Reverse Engineering The ARM ALU

[Dave] wanted to learn more about the ARM architecture, so he started with an image of the ARMV1 die. If you’ve had some experience looking at CPU die, you can make some pretty good guesses at what parts of the chip have certain functions. [Dave], however, went further. He reverse engineered the entire ALU–about 2,200 transistors worth.

arm600From the image, he worked out the transistor structures and how they map to gates. Since the ARM is a 32-bit processor, there are 32 separate slices of the ALU, each with about 70 transistors (see below). There are slight differences between certain slices to support zero and carry propagation. A PLA generates control signals that route data through the ALU to perform the desired operation.

[Dave] was inspired by the visual6502 project as well as [Ken Shirriff’s] 8085 reverse engineering, both of which we’ve covered in the past. If the FET transistor logic isn’t to your liking, you could always try Minecraft.


21 thoughts on “Reverse Engineering The ARM ALU

  1. Interesting write-up. Silicon chips are a work of art. Reverse engineering on the silicon level likewise.

    Acorn doesn’t produce any chips themselves. They sell the IP. Its up to the fabricators to turn the IP in to real chips. Some of the IP are available in VHDL or “blackbox”. I’ve used ARM-cores before in an FPGA. I’m wondering if it would possibly be easier to rip the files generated for the FPGA than reverse engineering the silicon. The output will change with the optimisation settings… So it will not be exactly the same.

    Other than that writing a behavioural model in VHDL would give the same functionality.

          1. Thanks. I had looked at that before, but looking again, I see there’s a useful chapter on v1/v2 differences, called “Overview of the 26 bit architectures” that explains the differences.

    1. I have the “Dab Hand Guide to ARM assembler” by dabs press. It just covers the simpler 26-bit addressed ARM.

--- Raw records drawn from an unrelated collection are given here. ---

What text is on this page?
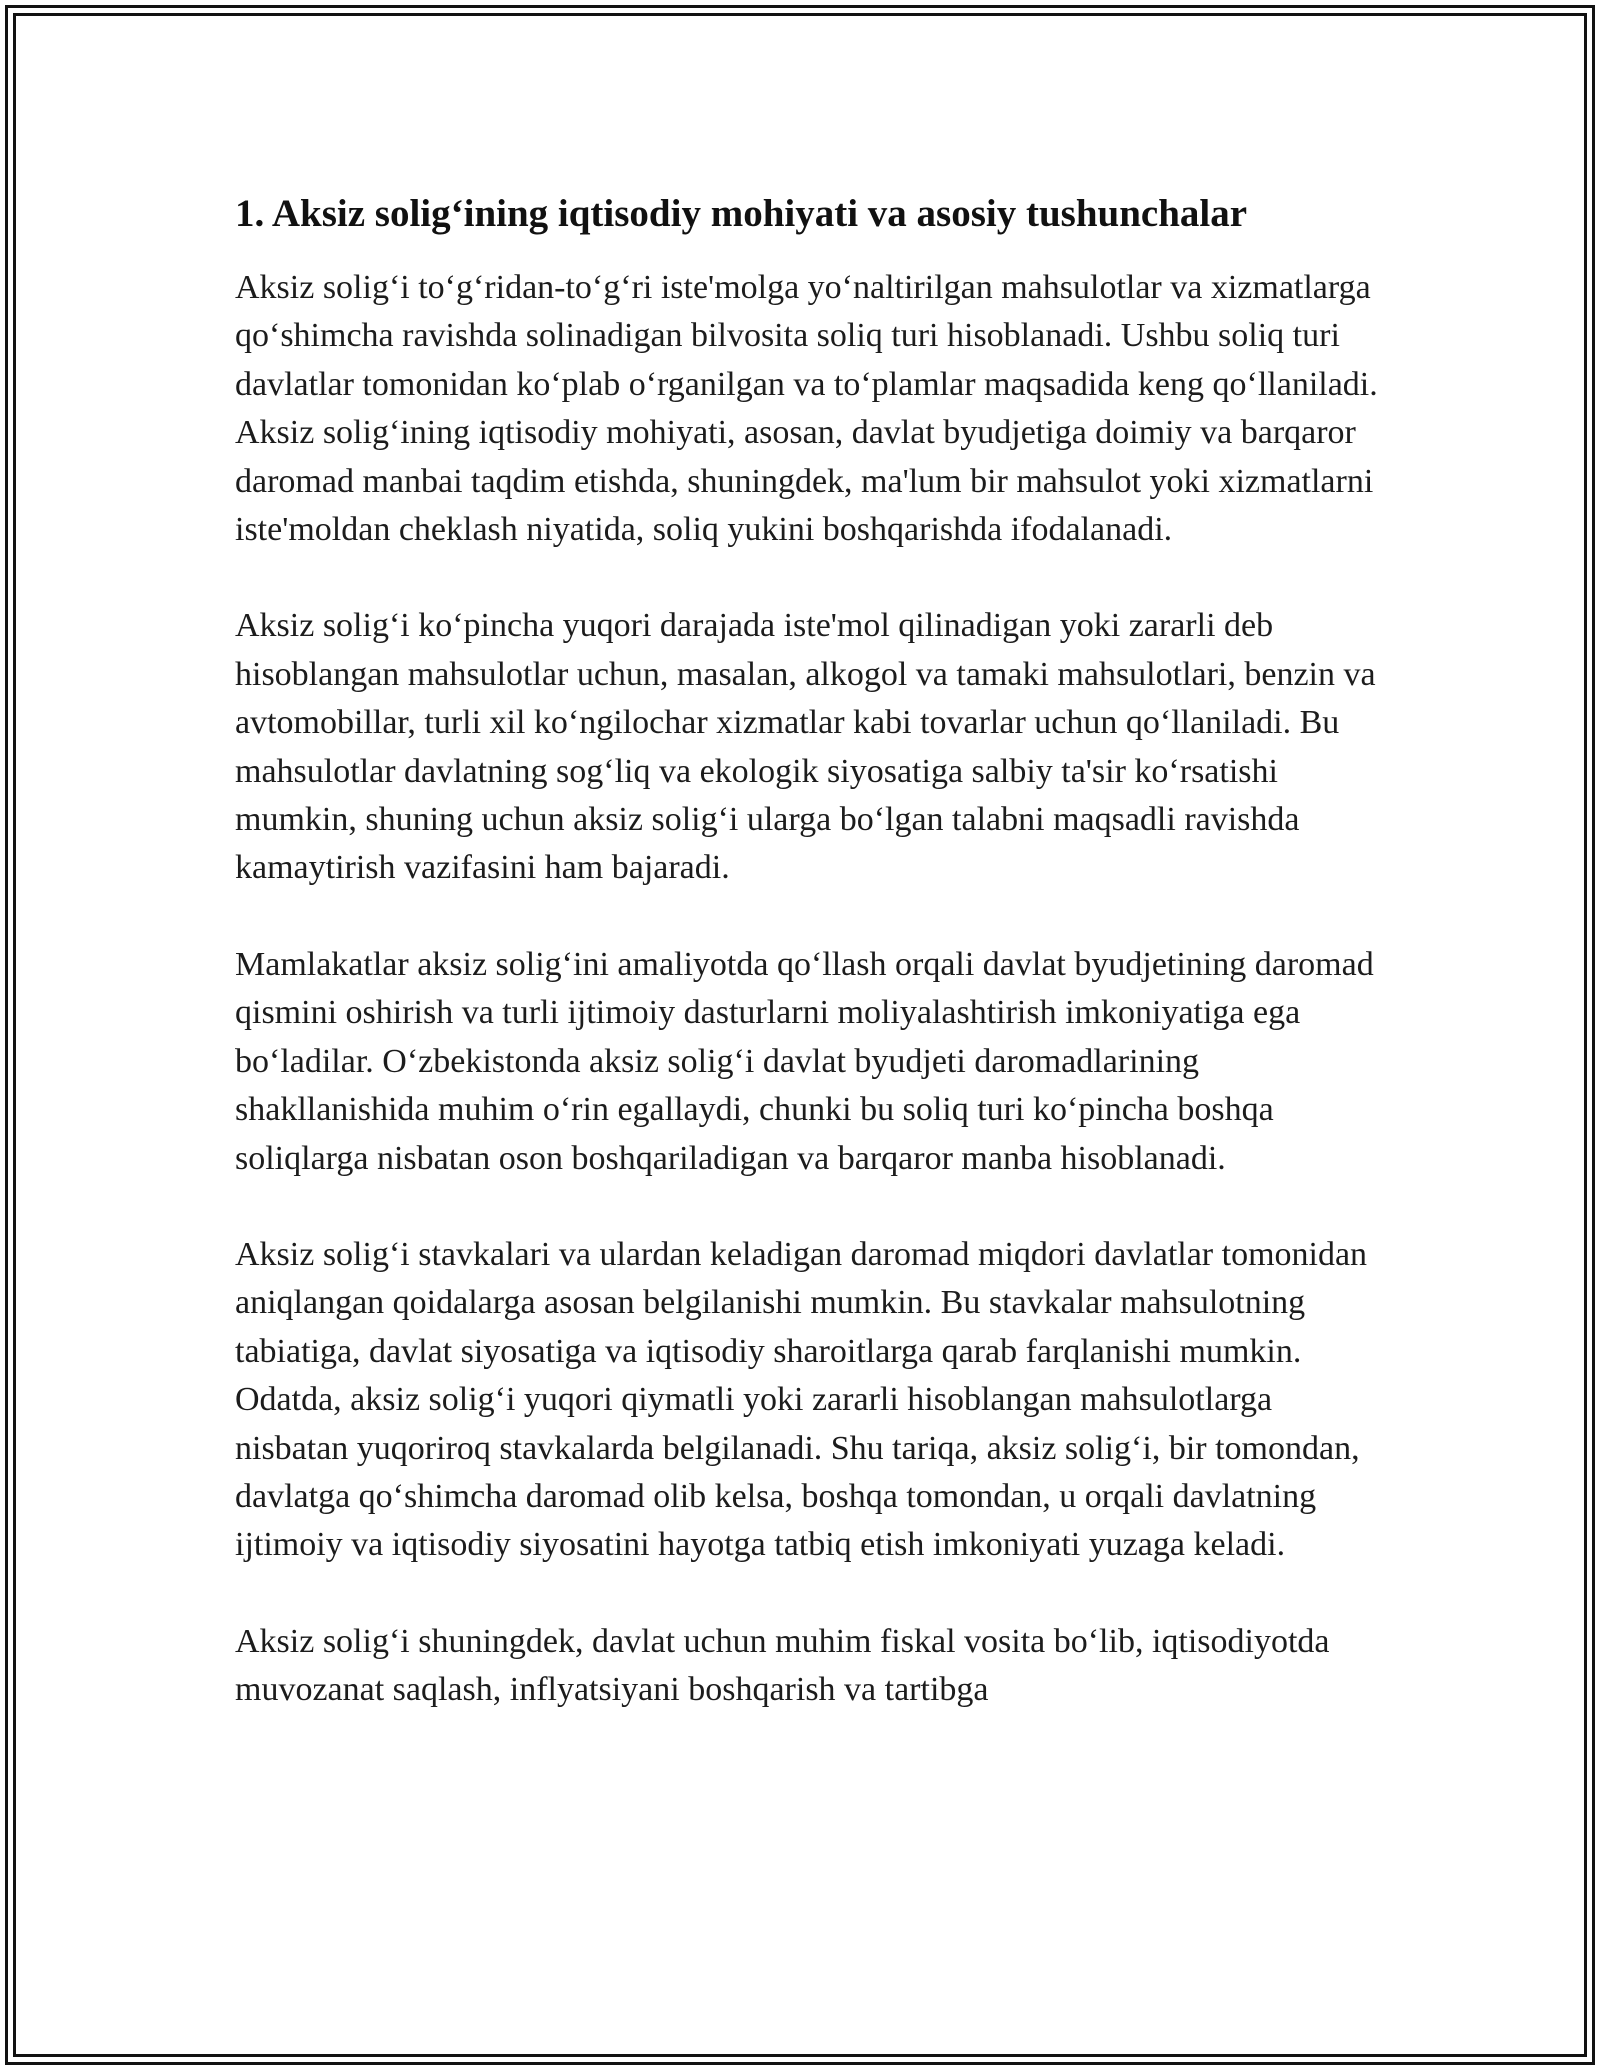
1. Aksiz solig‘ining iqtisodiy mohiyati va asosiy tushunchalar

Aksiz solig‘i to‘g‘ridan-to‘g‘ri iste'molga yo‘naltirilgan mahsulotlar va xizmatlarga qo‘shimcha ravishda solinadigan bilvosita soliq turi hisoblanadi. Ushbu soliq turi davlatlar tomonidan ko‘plab o‘rganilgan va to‘plamlar maqsadida keng qo‘llaniladi. Aksiz solig‘ining iqtisodiy mohiyati, asosan, davlat byudjetiga doimiy va barqaror daromad manbai taqdim etishda, shuningdek, ma'lum bir mahsulot yoki xizmatlarni iste'moldan cheklash niyatida, soliq yukini boshqarishda ifodalanadi.

Aksiz solig‘i ko‘pincha yuqori darajada iste'mol qilinadigan yoki zararli deb hisoblangan mahsulotlar uchun, masalan, alkogol va tamaki mahsulotlari, benzin va avtomobillar, turli xil ko‘ngilochar xizmatlar kabi tovarlar uchun qo‘llaniladi. Bu mahsulotlar davlatning sog‘liq va ekologik siyosatiga salbiy ta'sir ko‘rsatishi mumkin, shuning uchun aksiz solig‘i ularga bo‘lgan talabni maqsadli ravishda kamaytirish vazifasini ham bajaradi.

Mamlakatlar aksiz solig‘ini amaliyotda qo‘llash orqali davlat byudjetining daromad qismini oshirish va turli ijtimoiy dasturlarni moliyalashtirish imkoniyatiga ega bo‘ladilar. O‘zbekistonda aksiz solig‘i davlat byudjeti daromadlarining shakllanishida muhim o‘rin egallaydi, chunki bu soliq turi ko‘pincha boshqa soliqlarga nisbatan oson boshqariladigan va barqaror manba hisoblanadi.

Aksiz solig‘i stavkalari va ulardan keladigan daromad miqdori davlatlar tomonidan aniqlangan qoidalarga asosan belgilanishi mumkin. Bu stavkalar mahsulotning tabiatiga, davlat siyosatiga va iqtisodiy sharoitlarga qarab farqlanishi mumkin. Odatda, aksiz solig‘i yuqori qiymatli yoki zararli hisoblangan mahsulotlarga nisbatan yuqoriroq stavkalarda belgilanadi. Shu tariqa, aksiz solig‘i, bir tomondan, davlatga qo‘shimcha daromad olib kelsa, boshqa tomondan, u orqali davlatning ijtimoiy va iqtisodiy siyosatini hayotga tatbiq etish imkoniyati yuzaga keladi.

Aksiz solig‘i shuningdek, davlat uchun muhim fiskal vosita bo‘lib, iqtisodiyotda muvozanat saqlash, inflyatsiyani boshqarish va tartibga
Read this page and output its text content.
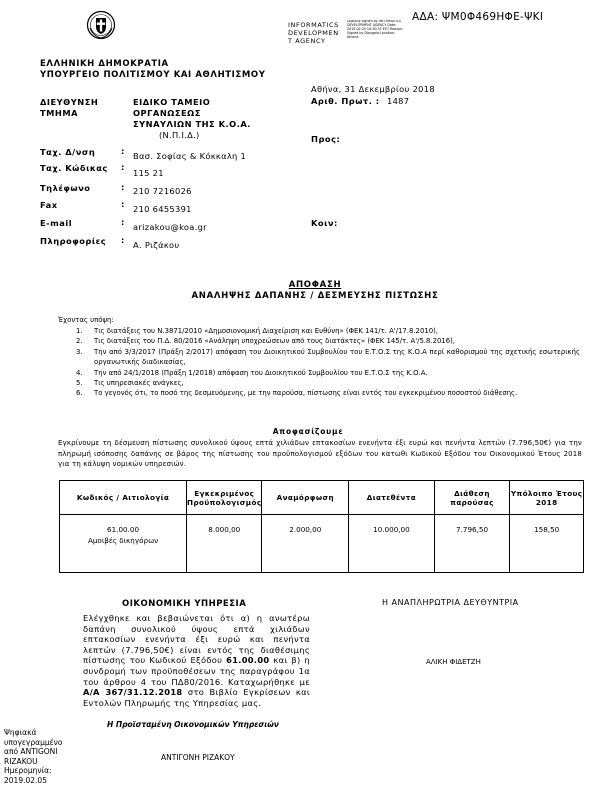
INFORMATICS
DEVELOPMEN
T AGENCY
Digitally signed by INFORMATICS DEVELOPMENT AGENCY Date: 2019.02.05 10:30:31 EET Reason: Signed by Diavgeia Location: Athens
ΑΔΑ: ΨΜ0Φ469ΗΦΕ-ΨΚΙ
ΕΛΛΗΝΙΚΗ ΔΗΜΟΚΡΑΤΙΑ
ΥΠΟΥΡΓΕΙΟ ΠΟΛΙΤΙΣΜΟΥ ΚΑΙ ΑΘΛΗΤΙΣΜΟΥ
ΔΙΕΥΘΥΝΣΗ
ΤΜΗΜΑ
ΕΙΔΙΚΟ ΤΑΜΕΙΟ
ΟΡΓΑΝΩΣΕΩΣ
ΣΥΝΑΥΛΙΩΝ ΤΗΣ Κ.Ο.Α.
(Ν.Π.Ι.Δ.)
Αθήνα, 31 Δεκεμβρίου 2018
Αριθ. Πρωτ. : 1487
Προς:
Κοιν:
Ταχ. Δ/νση	: Βασ. Σοφίας & Κόκκαλη 1
Ταχ. Κώδικας :
115 21
Τηλέφωνο	: 210 7216026
Fax	: 210 6455391
E-mail	: arizakou@koa.gr
Πληροφορίες : Α. Ριζάκου
ΑΠΟΦΑΣΗ
ΑΝΑΛΗΨΗΣ ΔΑΠΑΝΗΣ / ΔΕΣΜΕΥΣΗΣ ΠΙΣΤΩΣΗΣ
Έχοντας υπόψη:
1. Τις διατάξεις του Ν.3871/2010 «Δημοσιονομική Διαχείριση και Ευθύνη» (ΦΕΚ 141/τ. Α'/17.8.2010),
2. Τις διατάξεις του Π.Δ. 80/2016 «Ανάληψη υποχρεώσεων από τους διατάκτες» (ΦΕΚ 145/τ. Α'/5.8.2016),
3. Την από 3/3/2017 (Πράξη 2/2017) απόφαση του Διοικητικού Συμβουλίου του Ε.Τ.Ο.Σ της Κ.Ο.Α περί καθορισμού της σχετικής εσωτερικής οργανωτικής διαδικασίας,
4. Την από 24/1/2018 (Πράξη 1/2018) απόφαση του Διοικητικού Συμβουλίου του Ε.Τ.Ο.Σ της Κ.Ο.Α.
5. Τις υπηρεσιακές ανάγκες,
6. Το γεγονός ότι, το ποσό της δεσμευόμενης, με την παρούσα, πίστωσης είναι εντός του εγκεκριμένου ποσοστού διάθεσης.
Αποφασίζουμε
Εγκρίνουμε τη δέσμευση πίστωσης συνολικού ύψους επτά χιλιάδων επτακοσίων ενενήντα έξι ευρώ και πενήντα λεπτών (7.796,50€) για την πληρωμή ισόποσης δαπάνης σε βάρος της πίστωσης του προϋπολογισμού εξόδων του κατωθι Κωδικού Εξόδου του Οικονομικού Έτους 2018 για τη κάλυψη νομικών υπηρεσιών.
Κωδικός / Αιτιολογία	Εγκεκριμένος Προϋπολογισμός	Αναμόρφωση	Διατεθέντα	Διάθεση παρούσας	Υπόλοιπο Έτους 2018

61.00.00
Αμοιβές δικηγόρων	8.000,00	2.000,00	10.000,00	7.796,50	158,50
ΟΙΚΟΝΟΜΙΚΗ ΥΠΗΡΕΣΙΑ
Ελέγχθηκε και βεβαιώνεται ότι α) η ανωτέρω δαπάνη συνολικού ύψους επτά χιλιάδων επτακοσίων ενενήντα έξι ευρώ και πενήντα λεπτών (7.796,50€) είναι εντός της διαθέσιμης πίστωσης του Κωδικού Εξόδου 61.00.00 και β) η συνδρομή των προϋποθέσεων της παραγράφου 1α του άρθρου 4 του ΠΔ80/2016. Καταχωρήθηκε με Α/Α 367/31.12.2018 στο Βιβλίο Εγκρίσεων και Εντολών Πληρωμής της Υπηρεσίας μας.
Η Προϊσταμένη Οικονομικών Υπηρεσιών
ΑΝΤΙΓΟΝΗ ΡΙΖΑΚΟΥ
Η ΑΝΑΠΛΗΡΩΤΡΙΑ ΔΕΥΘΥΝΤΡΙΑ
ΑΛΙΚΗ ΦΙΔΕΤΖΗ
Ψηφιακά
υπογεγραμμένο
από ANTIGONI
RIZAKOU
Ημερομηνία:
2019.02.05
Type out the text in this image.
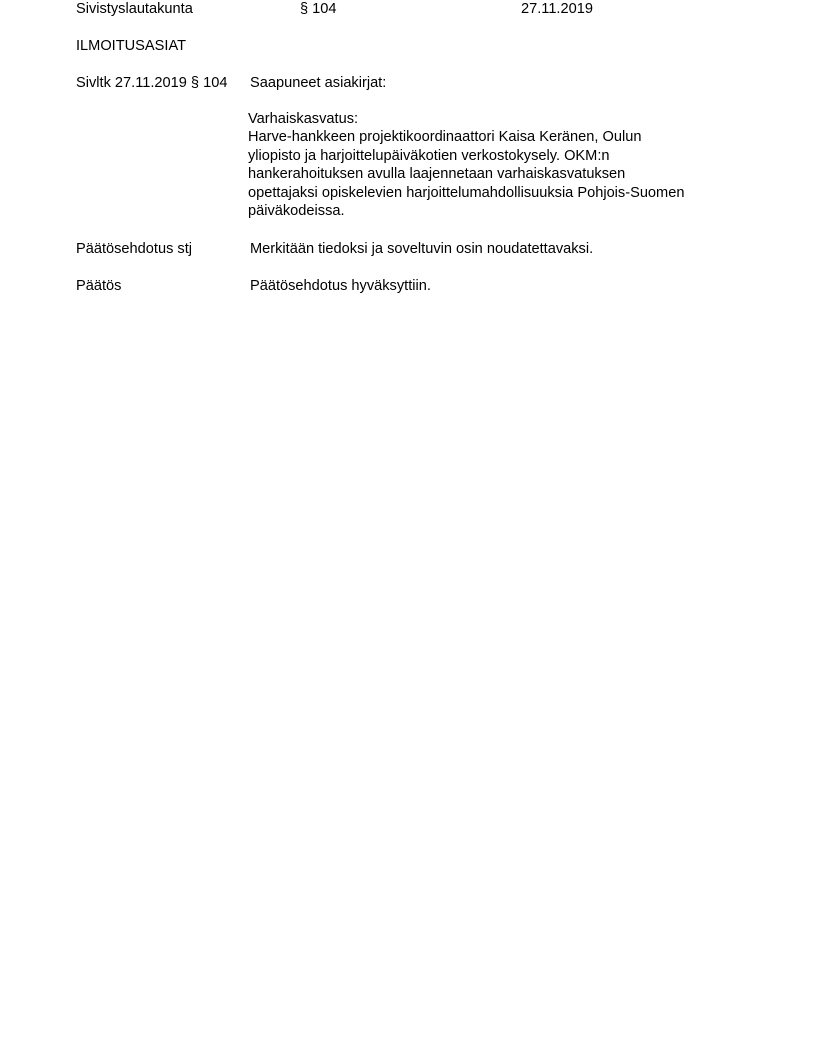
Sivistyslautakunta	§ 104	27.11.2019
ILMOITUSASIAT
Sivltk 27.11.2019 § 104 Saapuneet asiakirjat:
Varhaiskasvatus:
Harve-hankkeen projektikoordinaattori Kaisa Keränen, Oulun
yliopisto ja harjoittelupäiväkotien verkostokysely. OKM:n
hankerahoituksen avulla laajennetaan varhaiskasvatuksen
opettajaksi opiskelevien harjoittelumahdollisuuksia Pohjois-Suomen
päiväkodeissa.
Päätösehdotus stj	Merkitään tiedoksi ja soveltuvin osin noudatettavaksi.
Päätös	Päätösehdotus hyväksyttiin.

      The earlier ARM cpu’s had no thumb mode, only one spare set of registers for FIQ interrupts; only byte and long word addressing (no half-word access); condition codes were combined with PC , the top 6 bits so that a return would always restore them.

      1. You say that, but barrel-shift for free on every instruction was a new (and very useful) thing.

        To wring real speed out the ARM1, you also needed linear code (no cache), so barrel-shift and conditionalisation on every instruction was a major help.